Pine Rivers District RSL Sub-Branch senior advocate Mark Raison, who is also a former veteran, said advocacy was one of three of the more prominent services offered to veterans.

“We offer pension support in the way of putting in claims to the Department of Veterans’ Affairs under three legislations veterans may be covered under,” Mr Raison said.

“This is determined by when they joined and where they served during their service,” he said.

Mr Raison said in addition to their advocacy work, the RSL were also renowned for providing emergency financial assistance to homeless veterans.

“The sub-branch level are the heavy lifters, if someone came to see us, and needed a place to stay, we are obligated to help,” he said.

“The sub-branch has approval through district and state to provide 72 hours emergency accommodation, with Coles and Woolworths cards [for veterans] to buy food for themselves.”

“The reason 72 hours is selected is it gives sub-branch time to contact district or state, who will look at veteran situation and get 28 days of emergency accommodation.”

Mr Raison said the RSL also provided emergency financial aid to cover funerals and the payment of utility expenses for veterans.

Pine Rivers District RSL Sub-Branch

Local RSL sub-branches such as the Pine Rivers District branch provide an invaluable network for Queensland’s veterans. Photo: Courtesy RSL Queensland

 

RSL head of marketing, Michelle Colfax, said the RSL’s various support networks were there to ensure that veterans and their families had a stable future.

Ms Colfax said this included access to funding for training and educational scholarships.

“Higher schooling and training paves the way to opportunities, and have the potential to advance your employability, sense of drive and economic security,” she said.

“The Queensland RSL scholarship program intends to empower veterans, soldiers, partners and their children by supporting and encouraging them through tertiary or vocational training.”

“Our Ex-Defence Scholarships grant veterans the ability to develop and encompass existing skills or acquire new skills to obtain meaningful employment.”

Vietnam veteran Gordon Tunstall said his time with the RSL had been outstanding.

“The RSL is heavily involved for caring for the veterans and the veteran community,” Mr Tunstall said.

“Parades such as Anzac Day play a major part in veteran society,” he said.

“As funny as it sounds, I met my wife in the services [and] she was a darn good cook.”

Mr Tunstall said there was compulsory military service during the Vietnam War.
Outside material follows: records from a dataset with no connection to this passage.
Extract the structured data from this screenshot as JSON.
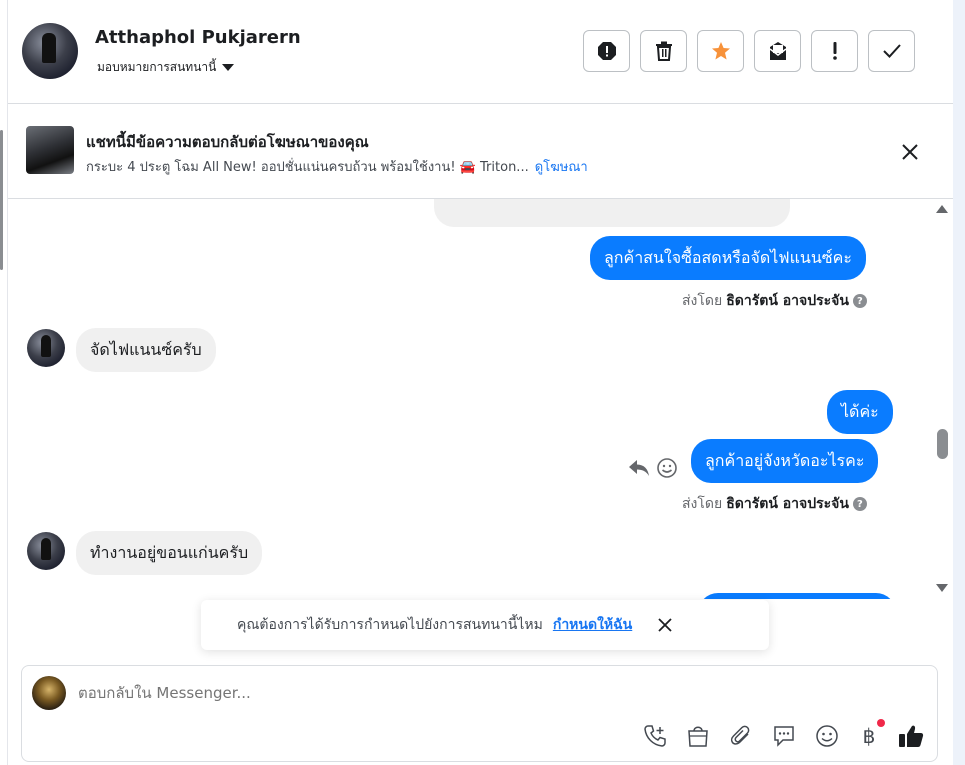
{
  "header": {
    "contact_name": "Atthaphol Pukjarern",
    "assign_label": "มอบหมายการสนทนานี้",
    "toolbar": [
      "spam-icon",
      "trash-icon",
      "star-icon",
      "mark-unread-icon",
      "exclamation-icon",
      "check-icon"
    ],
    "star_color": "#f7923a"
  },
  "ad_banner": {
    "title": "แชทนี้มีข้อความตอบกลับต่อโฆษณาของคุณ",
    "subtitle": "กระบะ 4 ประตู โฉม All New! ออปชั่นแน่นครบถ้วน พร้อมใช้งาน! 🚘 Triton...",
    "link": "ดูโฆษณา"
  },
  "messages": {
    "out_1": "ลูกค้าสนใจซื้อสดหรือจัดไฟแนนซ์คะ",
    "sent_by_1": {
      "prefix": "ส่งโดย",
      "name": "ธิดารัตน์ อาจประจัน"
    },
    "in_1": "จัดไฟแนนซ์ครับ",
    "out_2": "ได้ค่ะ",
    "out_3": "ลูกค้าอยู่จังหวัดอะไรคะ",
    "sent_by_2": {
      "prefix": "ส่งโดย",
      "name": "ธิดารัตน์ อาจประจัน"
    },
    "in_2": "ทำงานอยู่ขอนแก่นครับ",
    "outgoing_color": "#0a7cff",
    "incoming_color": "#f0f0f0"
  },
  "toast": {
    "text": "คุณต้องการได้รับการกำหนดไปยังการสนทนานี้ไหม",
    "link": "กำหนดให้ฉัน"
  },
  "composer": {
    "placeholder": "ตอบกลับใน Messenger...",
    "icons": [
      "call-plus-icon",
      "shopping-bag-icon",
      "paperclip-icon",
      "chat-bubble-icon",
      "emoji-icon",
      "baht-icon",
      "thumbs-up-icon"
    ]
  }
}
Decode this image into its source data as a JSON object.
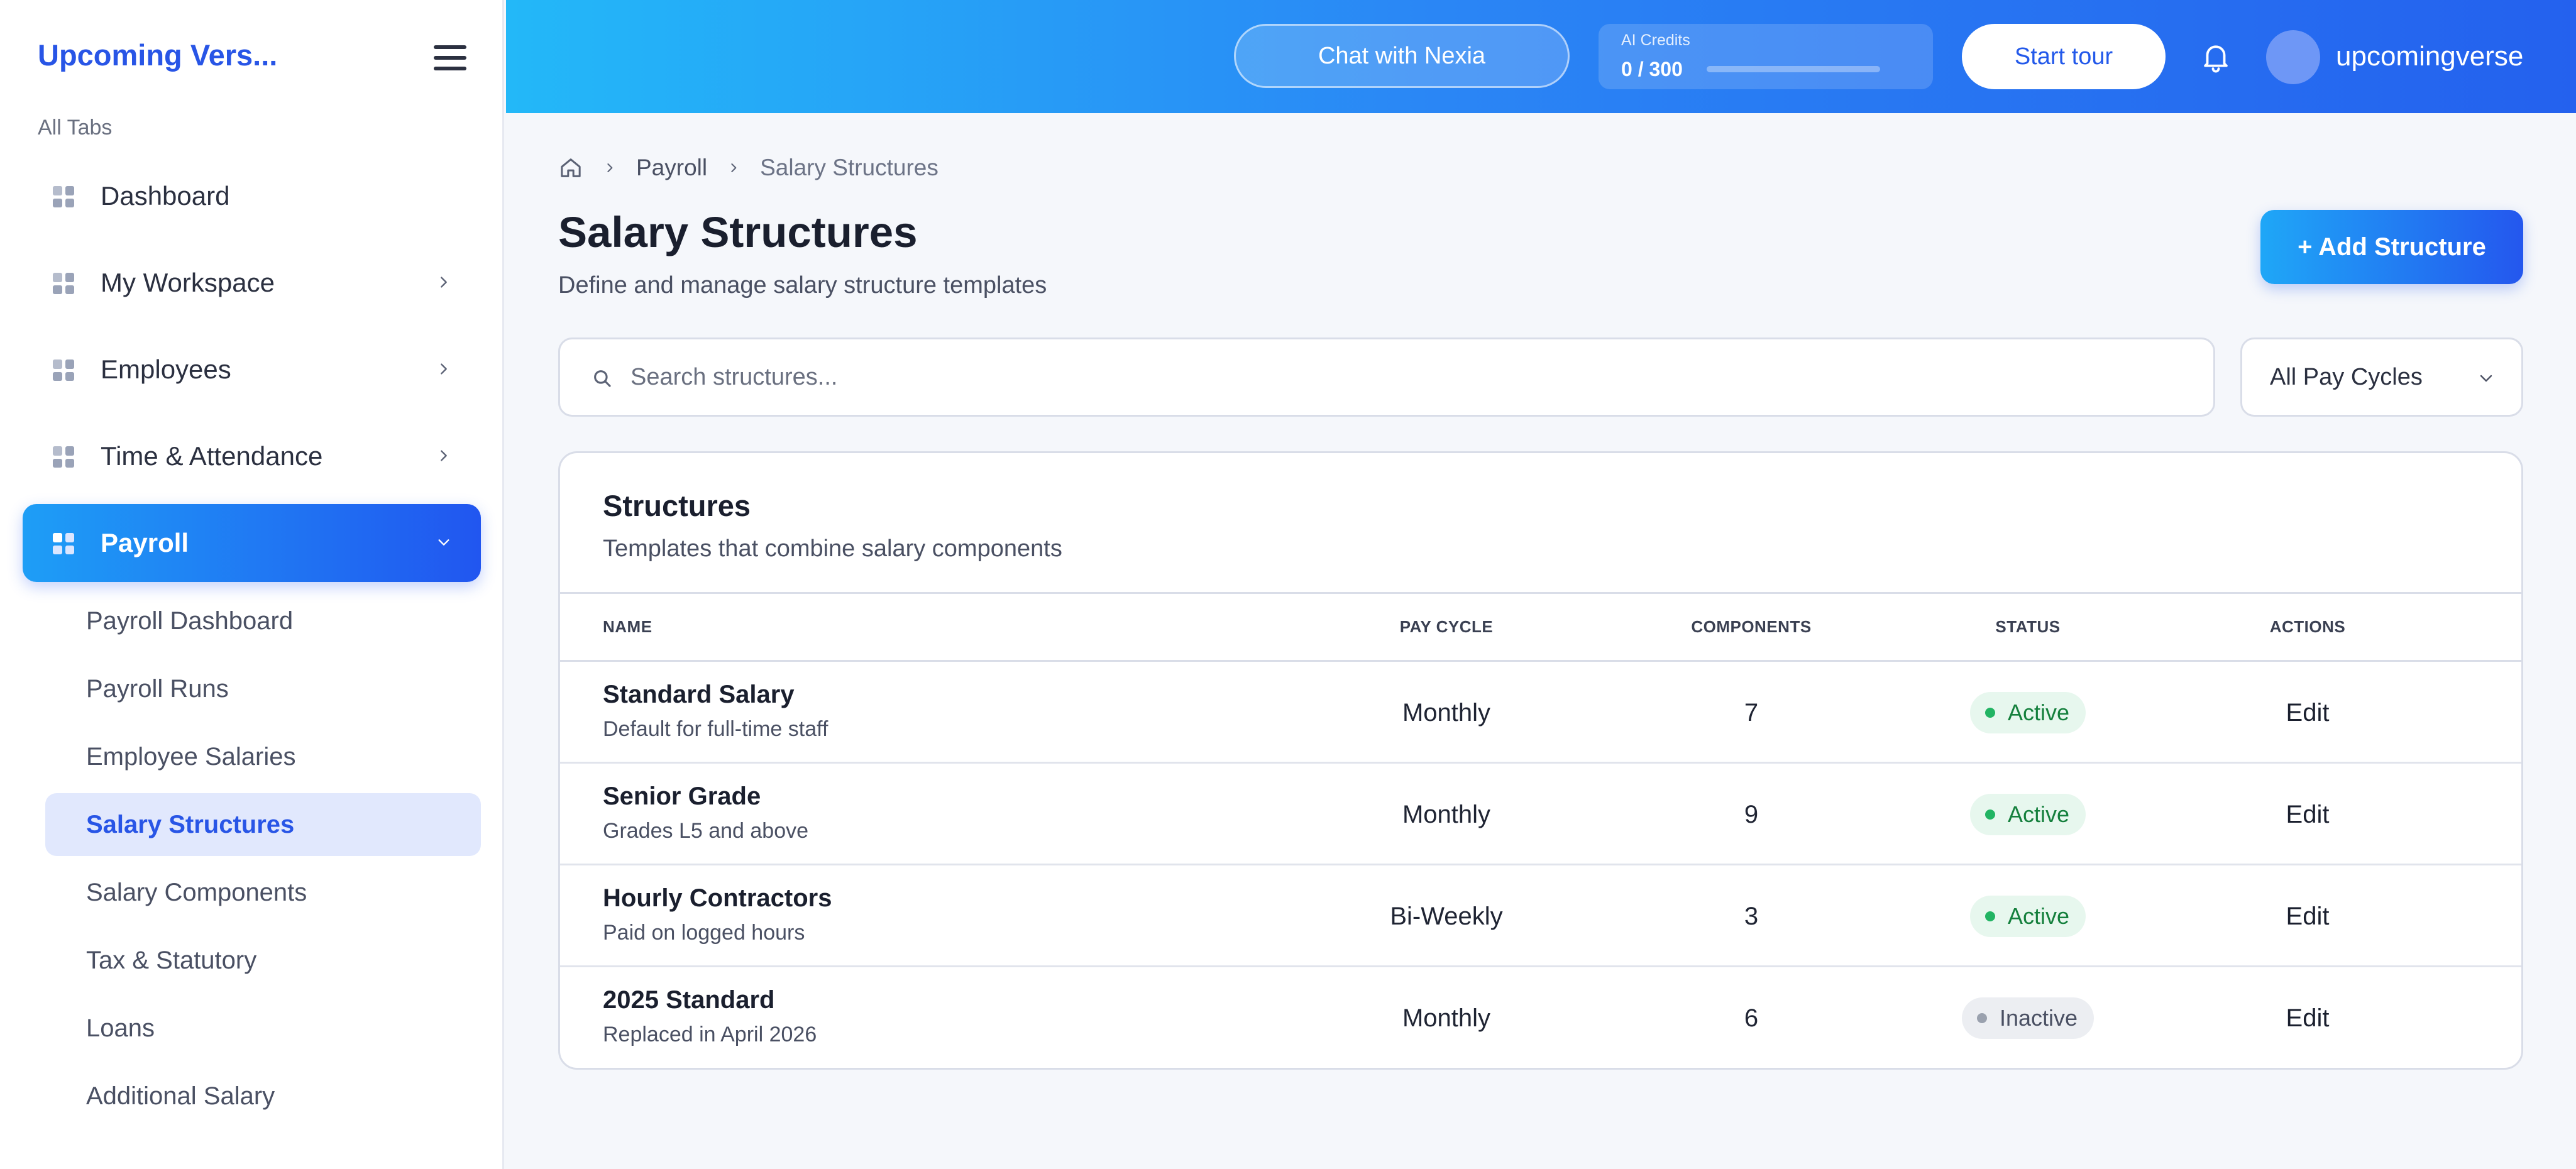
{
  "sidebar": {
    "brand": "Upcoming Vers...",
    "section_label": "All Tabs",
    "nav": [
      {
        "label": "Dashboard",
        "has_chevron": false
      },
      {
        "label": "My Workspace",
        "has_chevron": true
      },
      {
        "label": "Employees",
        "has_chevron": true
      },
      {
        "label": "Time & Attendance",
        "has_chevron": true
      },
      {
        "label": "Payroll",
        "has_chevron": true,
        "expanded": true,
        "active": true
      }
    ],
    "sub_items": [
      {
        "label": "Payroll Dashboard"
      },
      {
        "label": "Payroll Runs"
      },
      {
        "label": "Employee Salaries"
      },
      {
        "label": "Salary Structures",
        "selected": true
      },
      {
        "label": "Salary Components"
      },
      {
        "label": "Tax & Statutory"
      },
      {
        "label": "Loans"
      },
      {
        "label": "Additional Salary"
      }
    ]
  },
  "header": {
    "chat_button": "Chat with Nexia",
    "credits": {
      "label": "AI Credits",
      "value": "0 / 300",
      "used": 0,
      "total": 300
    },
    "tour_button": "Start tour",
    "username": "upcomingverse"
  },
  "breadcrumb": {
    "items": [
      "Payroll",
      "Salary Structures"
    ]
  },
  "page": {
    "title": "Salary Structures",
    "subtitle": "Define and manage salary structure templates",
    "add_button": "+ Add Structure"
  },
  "search": {
    "placeholder": "Search structures...",
    "value": ""
  },
  "filter": {
    "selected": "All Pay Cycles"
  },
  "card": {
    "title": "Structures",
    "subtitle": "Templates that combine salary components"
  },
  "table": {
    "columns": [
      "NAME",
      "PAY CYCLE",
      "COMPONENTS",
      "STATUS",
      "ACTIONS"
    ],
    "rows": [
      {
        "name": "Standard Salary",
        "desc": "Default for full-time staff",
        "cycle": "Monthly",
        "components": "7",
        "status": "Active",
        "action": "Edit"
      },
      {
        "name": "Senior Grade",
        "desc": "Grades L5 and above",
        "cycle": "Monthly",
        "components": "9",
        "status": "Active",
        "action": "Edit"
      },
      {
        "name": "Hourly Contractors",
        "desc": "Paid on logged hours",
        "cycle": "Bi-Weekly",
        "components": "3",
        "status": "Active",
        "action": "Edit"
      },
      {
        "name": "2025 Standard",
        "desc": "Replaced in April 2026",
        "cycle": "Monthly",
        "components": "6",
        "status": "Inactive",
        "action": "Edit"
      }
    ]
  },
  "colors": {
    "accent": "#2855e6",
    "header_gradient_start": "#23b8f8",
    "header_gradient_end": "#2461ee",
    "status_active": "#15803d",
    "status_inactive": "#4a5063"
  },
  "icons": {
    "menu": "hamburger-icon",
    "nav": "grid-icon",
    "expand": "chevron-icon",
    "notifications": "bell-icon",
    "home": "home-icon",
    "search": "search-icon",
    "filter": "chevron-down-icon"
  }
}
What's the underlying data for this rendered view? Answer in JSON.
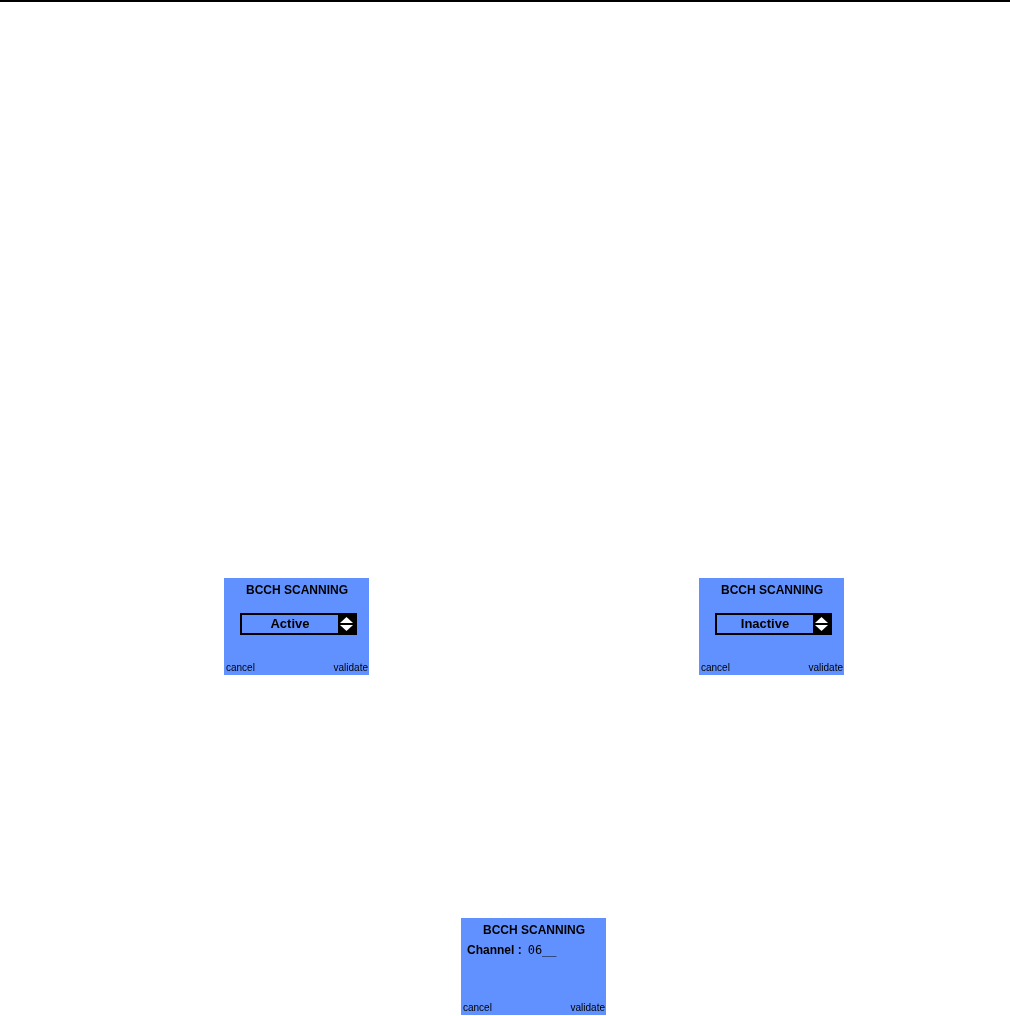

“Back In those days it was compulsory call up during the Vietnam conflict at Bolsta, the reserve forces were in reserve for the main army contingent,” he said.

“It’s not what our country can do for us, it’s what can we do for our country, and that was very much in my mind.”

Lest we forget

ANZAC Day marches and events such as this year’s 75th anniversary of WWII are key times when veterans and the RSL get community support. Photo: Courtesy David Clode/Unsplash

 

Mr Tunstall was discharged from military service in 1978 and went on to have a career in engineering, which he retired from in 2005.

Since then he has been heavily involved in assisting the RSL.

“I have been predominantly involved in housing veterans in Gympie and ensuring that these gentlemen have a chance to have a future after their tremendous service,” Mr Tunstall said.

“The comradery of those you serve with is second to none; the oldest [veteran] is 87 and the youngest is in his early seventies,” he said.

“Which is quite sad because when they pass on, there will be no one left to keep the name alive.”

Mr Tunstall said he had no regrets when he looked back on his service and his work with the RSL.

“It gives me great pride knowing that an organisation cares deeply about veterans like us and [I] am glad to do my part,” he said.